Den Anbietern von Leistungen sollte die Möglichkeit gegeben werden, auf einfache Art

und Weise andere Anbieter von Leistungen zu finden, welche die Experimentalwährung

akzeptieren. Dies erübrigt sich, wenn die Experimentalwährung allgemein akzeptiertes

Zahlungsmittel ist und jeder Anbieter die Währung akzeptiert. Ist dies nicht der Fall

kann zum einen eine durch Aushänge und/oder im Internet öffentlich zugängliche

Datenbank dabei helfen, Akzeptanzstellen zu finden.

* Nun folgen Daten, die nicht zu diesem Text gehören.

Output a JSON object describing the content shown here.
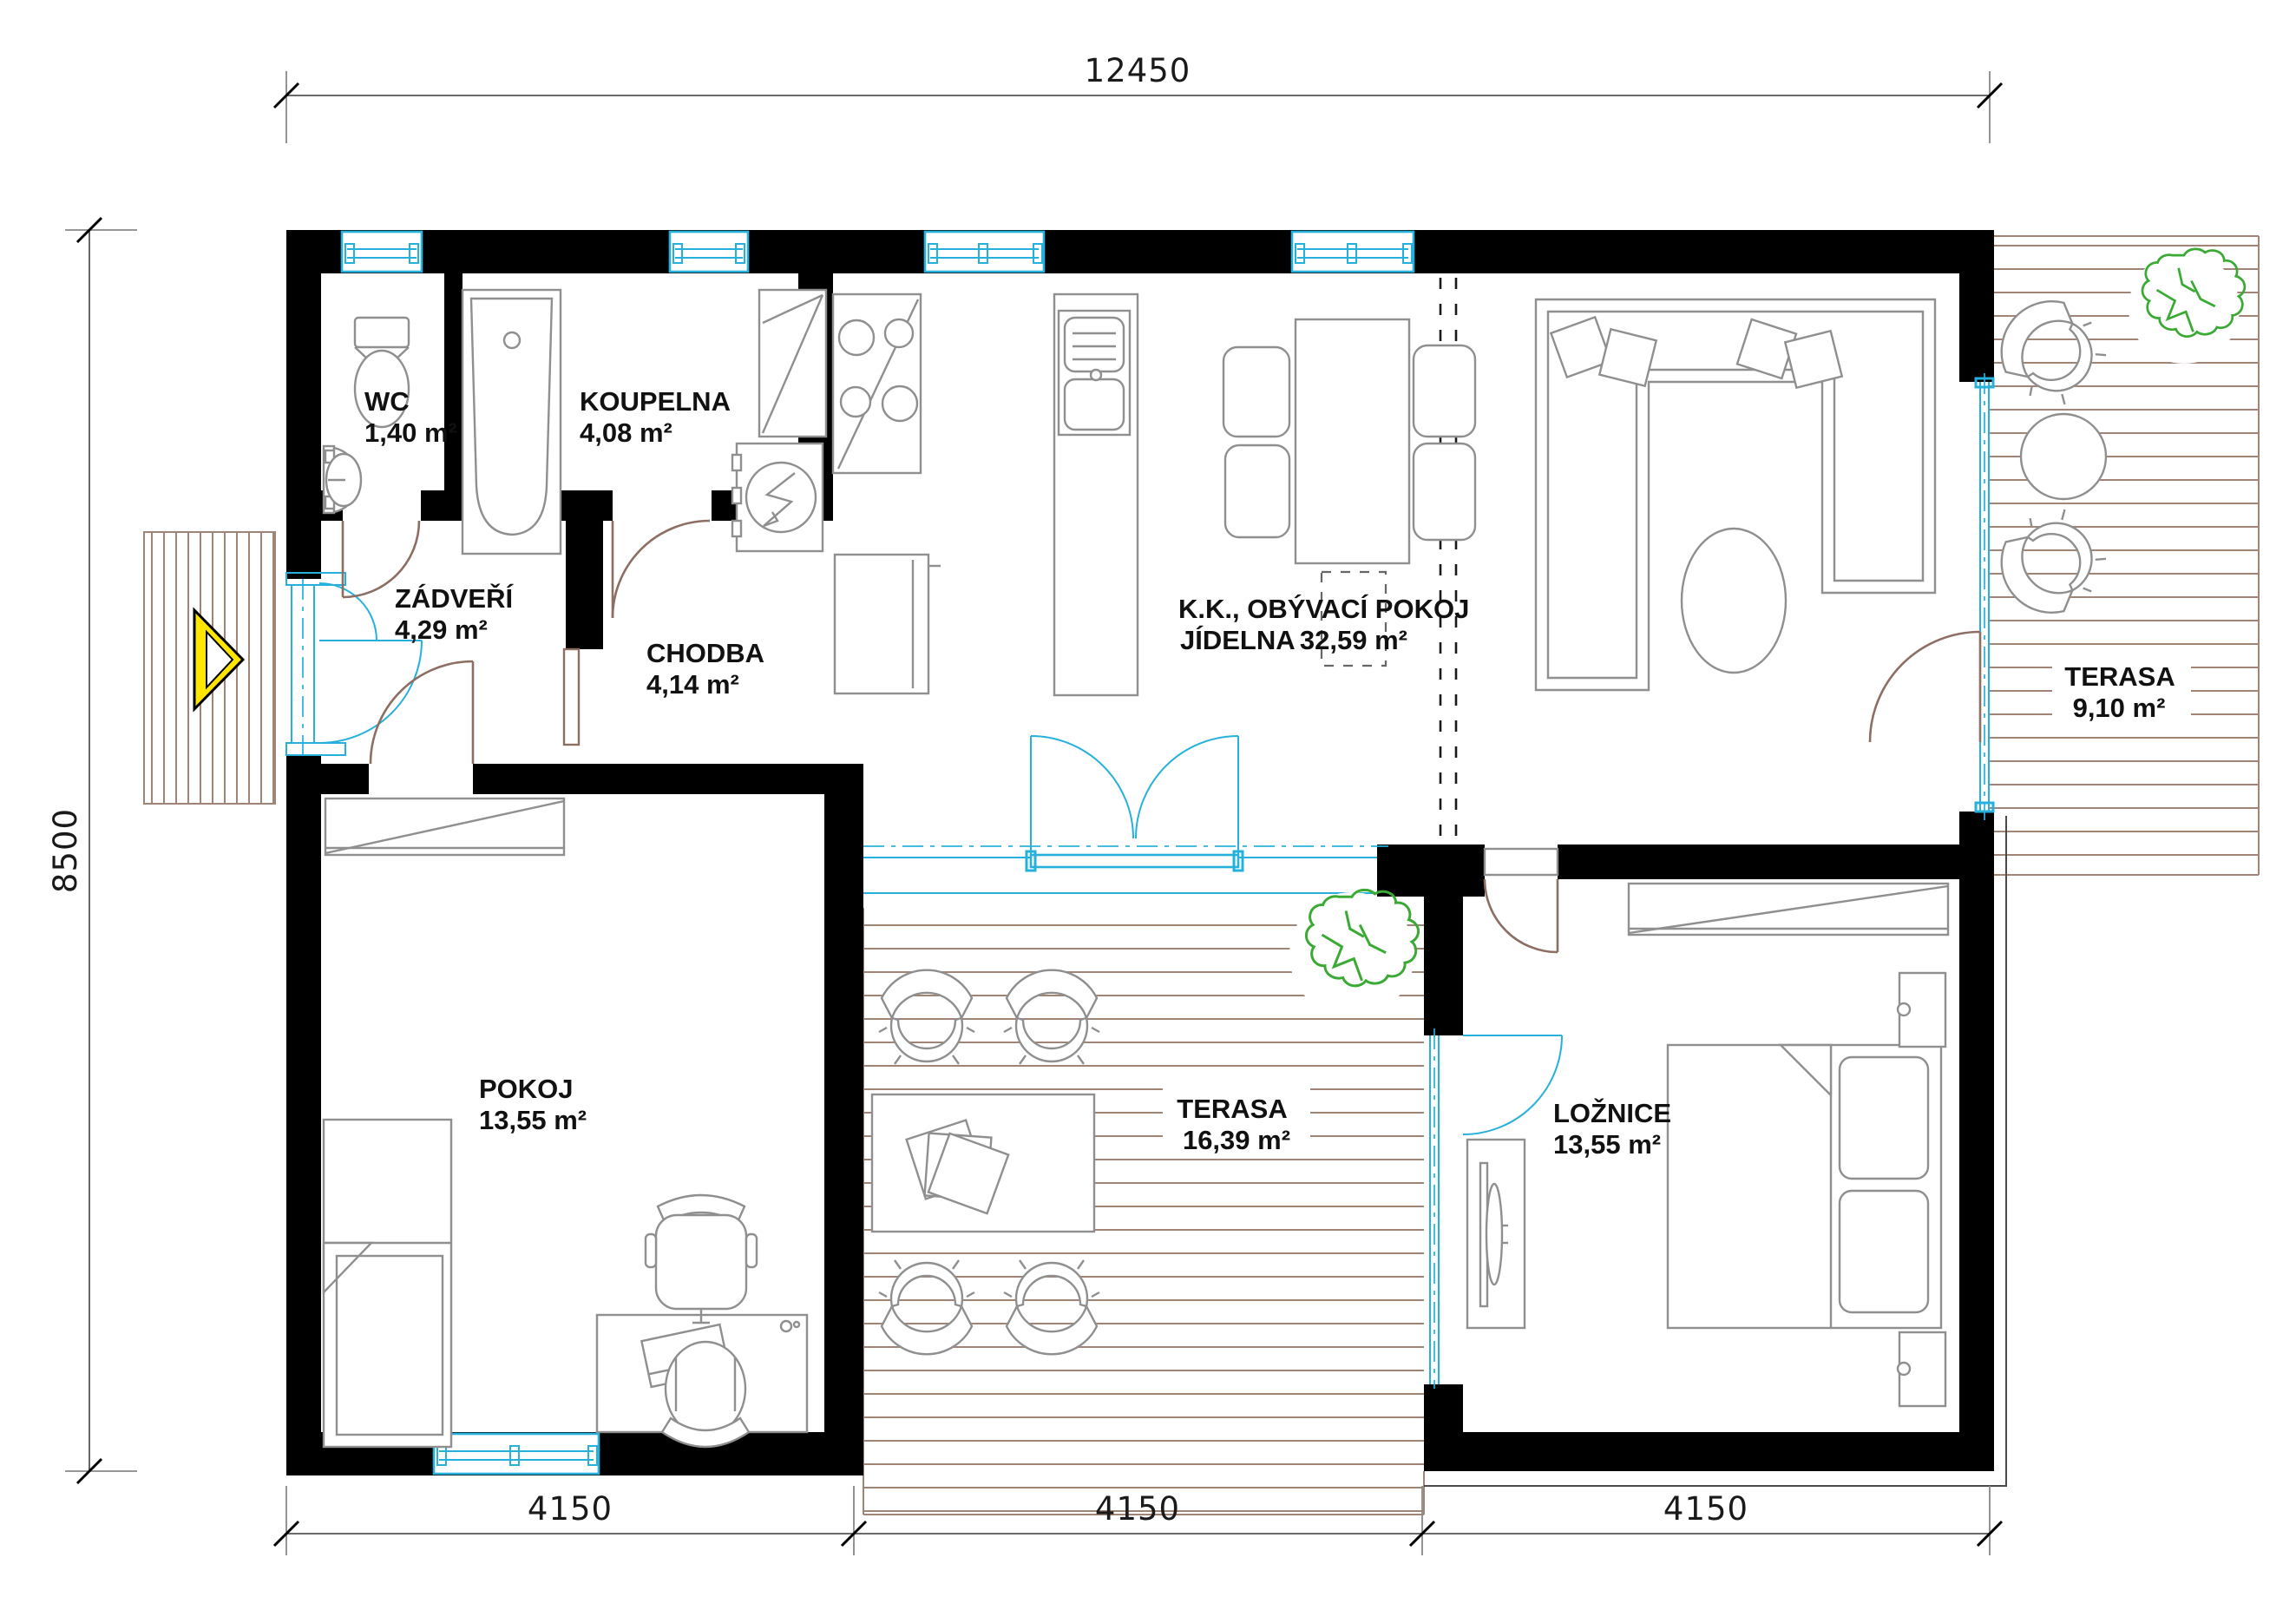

Mit Unternehmern, die zum ersten

Mal in Kontakt mit der Experimentalwährung kommen, ist ein persönliches Gespräch

empfehlenswert. Hierbei kann der Zweck des Experiments erklärt werden und in

Zusammenarbeit mit dem Unternehmer kann festgestellt werden, welche Leistungen er

benötigt bzw. von welchen Lieferanten er diese bezieht. Ziel sollte es dann sein,

vorhandene oder potentielle Lieferanten von der Annahme der Experimentalwährung

nach dem gleichen Muster zu überzeugen. Dabei werden auch die regionalen Kontakte

gefördert, die ein Abfließen von Geld aus der Region durch den Import von Leistungen

bremsen. Gleichzeitig sollte darauf hingewiesen werden, dass die Arbeitnehmer in den

Unternehmen einen Teil ihres Lohnes in der Experimentalwährung ausgezahlt

bekommen können um damit anderweitig Leistungen einzukaufen.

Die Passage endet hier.